Ministers should aim for 70% of young people to continue their education after leaving school by 2040, while tuition fees in England should be increased, according to the leaders of UK’s universities.

The “blueprint for change” published by Universities UK (UUK), which represents vice-chancellors, wants the 70% target to be supported by grants paid to disadvantaged students and a new “tertiary education opportunity fund” for areas with low rates of university and college enrolments.

The blueprint makes a string of other recommendations, including a plea for the government to restore financial stability for universities by ending attacks on international student numbers as well as boosting funding for teaching and research.

More should go through tertiary education - academia can wax fat off the fees - those in tertiary education should pay more - academia can wax fat off the fees - government should pay the fees of more people - academia can wax fat off the fees - more international students paying full freight should be allowed - academia can wax fat off the fees - and taxpayers should stump up more money to boot in order to bloat those not already waxing fat off the fees.

As we say, every producer group ever, everywhere. Spend all of everyone’s money on me.No, me.
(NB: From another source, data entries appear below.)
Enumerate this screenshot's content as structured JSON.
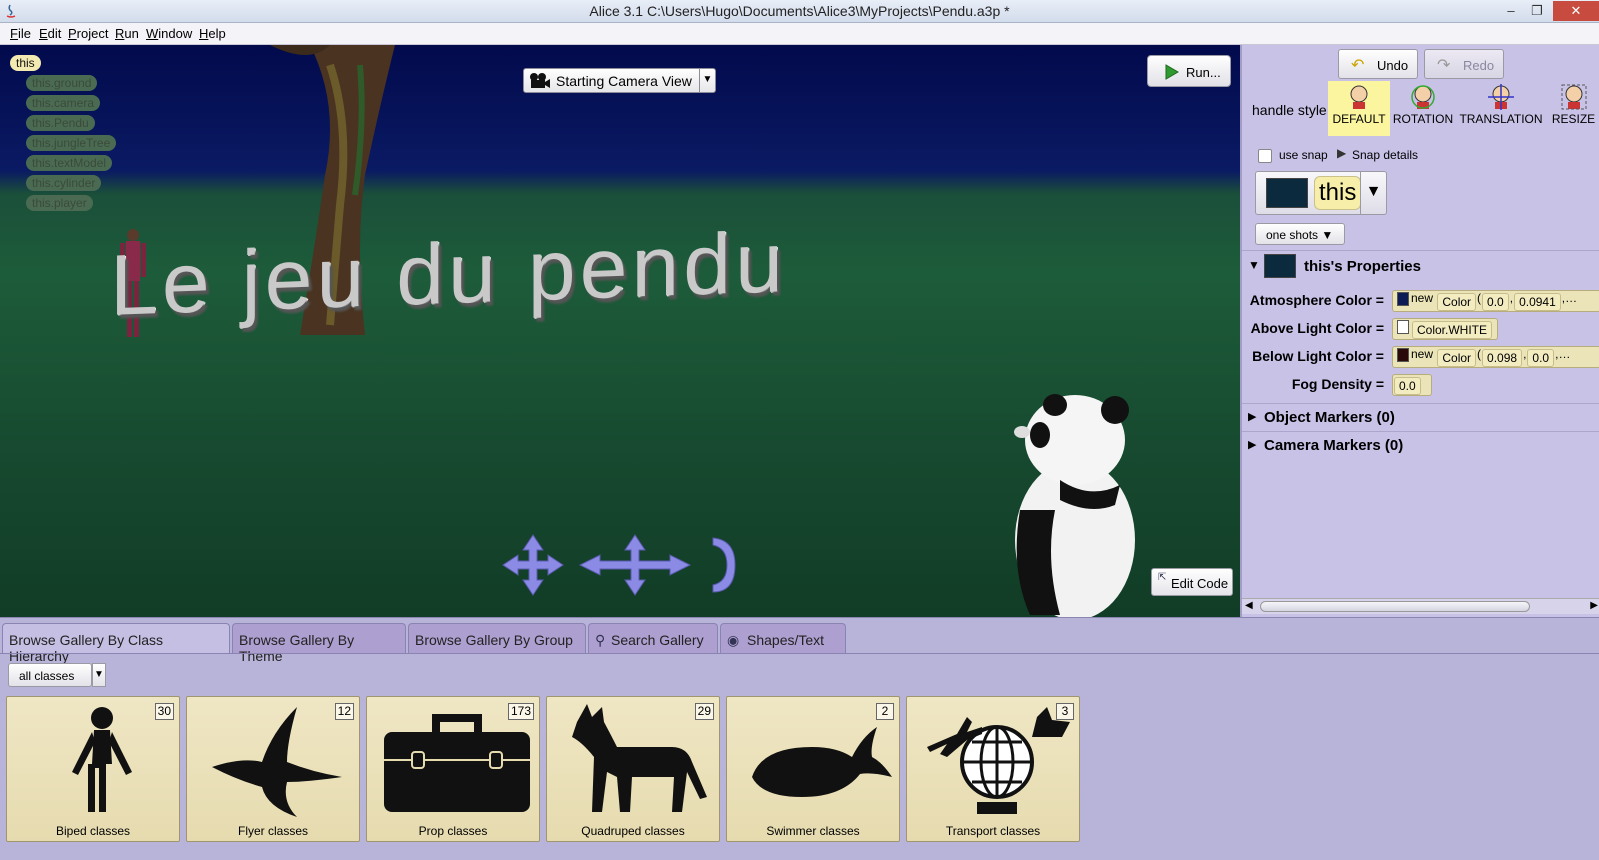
{
  "window": {
    "title": "Alice  3.1 C:\\Users\\Hugo\\Documents\\Alice3\\MyProjects\\Pendu.a3p *",
    "minimize": "–",
    "restore": "❐",
    "close": "✕"
  },
  "menu": [
    {
      "label": "File",
      "key": "F",
      "rest": "ile"
    },
    {
      "label": "Edit",
      "key": "E",
      "rest": "dit"
    },
    {
      "label": "Project",
      "key": "P",
      "rest": "roject"
    },
    {
      "label": "Run",
      "key": "R",
      "rest": "un"
    },
    {
      "label": "Window",
      "key": "W",
      "rest": "indow"
    },
    {
      "label": "Help",
      "key": "H",
      "rest": "elp"
    }
  ],
  "scene": {
    "title_text": "Le jeu du pendu",
    "tree": [
      {
        "label": "this",
        "root": true
      },
      {
        "label": "this.ground"
      },
      {
        "label": "this.camera"
      },
      {
        "label": "this.Pendu"
      },
      {
        "label": "this.jungleTree"
      },
      {
        "label": "this.textModel"
      },
      {
        "label": "this.cylinder"
      },
      {
        "label": "this.player"
      }
    ],
    "camera_view": "Starting Camera View",
    "run_label": "Run...",
    "edit_code_label": "Edit Code"
  },
  "right_panel": {
    "undo_label": "Undo",
    "redo_label": "Redo",
    "handle_style_label": "handle style:",
    "handle_options": [
      {
        "label": "DEFAULT",
        "selected": true
      },
      {
        "label": "ROTATION",
        "selected": false
      },
      {
        "label": "TRANSLATION",
        "selected": false
      },
      {
        "label": "RESIZE",
        "selected": false
      }
    ],
    "use_snap_label": "use snap",
    "use_snap_checked": false,
    "snap_details_label": "Snap details",
    "selected_object": "this",
    "one_shots_label": "one shots ▼",
    "properties_header": "this's Properties",
    "properties": [
      {
        "name": "Atmosphere Color =",
        "swatch": "#0d1b55",
        "parts": [
          "new",
          "Color",
          "(",
          "0.0",
          "0.0941",
          "…"
        ]
      },
      {
        "name": "Above Light Color =",
        "swatch": "#ffffff",
        "parts": [
          "Color.WHITE"
        ]
      },
      {
        "name": "Below Light Color =",
        "swatch": "#2a0a08",
        "parts": [
          "new",
          "Color",
          "(",
          "0.098",
          "0.0",
          "…"
        ]
      },
      {
        "name": "Fog Density =",
        "parts": [
          "0.0"
        ]
      }
    ],
    "object_markers": "Object Markers (0)",
    "camera_markers": "Camera Markers (0)"
  },
  "gallery": {
    "tabs": [
      {
        "label": "Browse Gallery By Class Hierarchy",
        "active": true
      },
      {
        "label": "Browse Gallery By Theme",
        "active": false
      },
      {
        "label": "Browse Gallery By Group",
        "active": false
      },
      {
        "label": "Search Gallery",
        "active": false
      },
      {
        "label": "Shapes/Text",
        "active": false
      }
    ],
    "classes_filter": "all classes",
    "cards": [
      {
        "label": "Biped classes",
        "count": "30"
      },
      {
        "label": "Flyer classes",
        "count": "12"
      },
      {
        "label": "Prop classes",
        "count": "173"
      },
      {
        "label": "Quadruped classes",
        "count": "29"
      },
      {
        "label": "Swimmer classes",
        "count": "2"
      },
      {
        "label": "Transport classes",
        "count": "3"
      }
    ]
  },
  "colors": {
    "panel_bg": "#c7c2e6",
    "gallery_bg": "#b8b3d8",
    "selected_handle": "#fbf5a0",
    "card_bg": "#e6dbaf"
  }
}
ME!

This would work rather better in this instance it it weren’t for this:

42% of university-educated workers outside London work in a job that does not require a degree, up from 31% in 1993. The share is highest in Lincolnshire and Cumbria, where more than half of graduates work in non-graduate jobs (58% and 52%, respectively).

We can check this against the ONS numbers. About right. Some half of the people who have a degree do a job that doesn’t require a degree. And that’s before we start counting how “degree required” has slithered down the competence scale to where even journalists - no, really journalists - are expected to have one.

The information from reality is that the tertiary education system should be - at minimum - slashed in half from its current size. Which is a bit of a problem for those academics who would wax fat. You know, this science thing? Take our cues from the reality outside the window, facts and all that?

No, really, it’s a significant problem. Not just that the demand is contraindicated by that reality but supposed academics so ignorant of the reality aren’t worth supporting with any of our money, are they?

Shall we say a 75% haircut then? Any advances on that?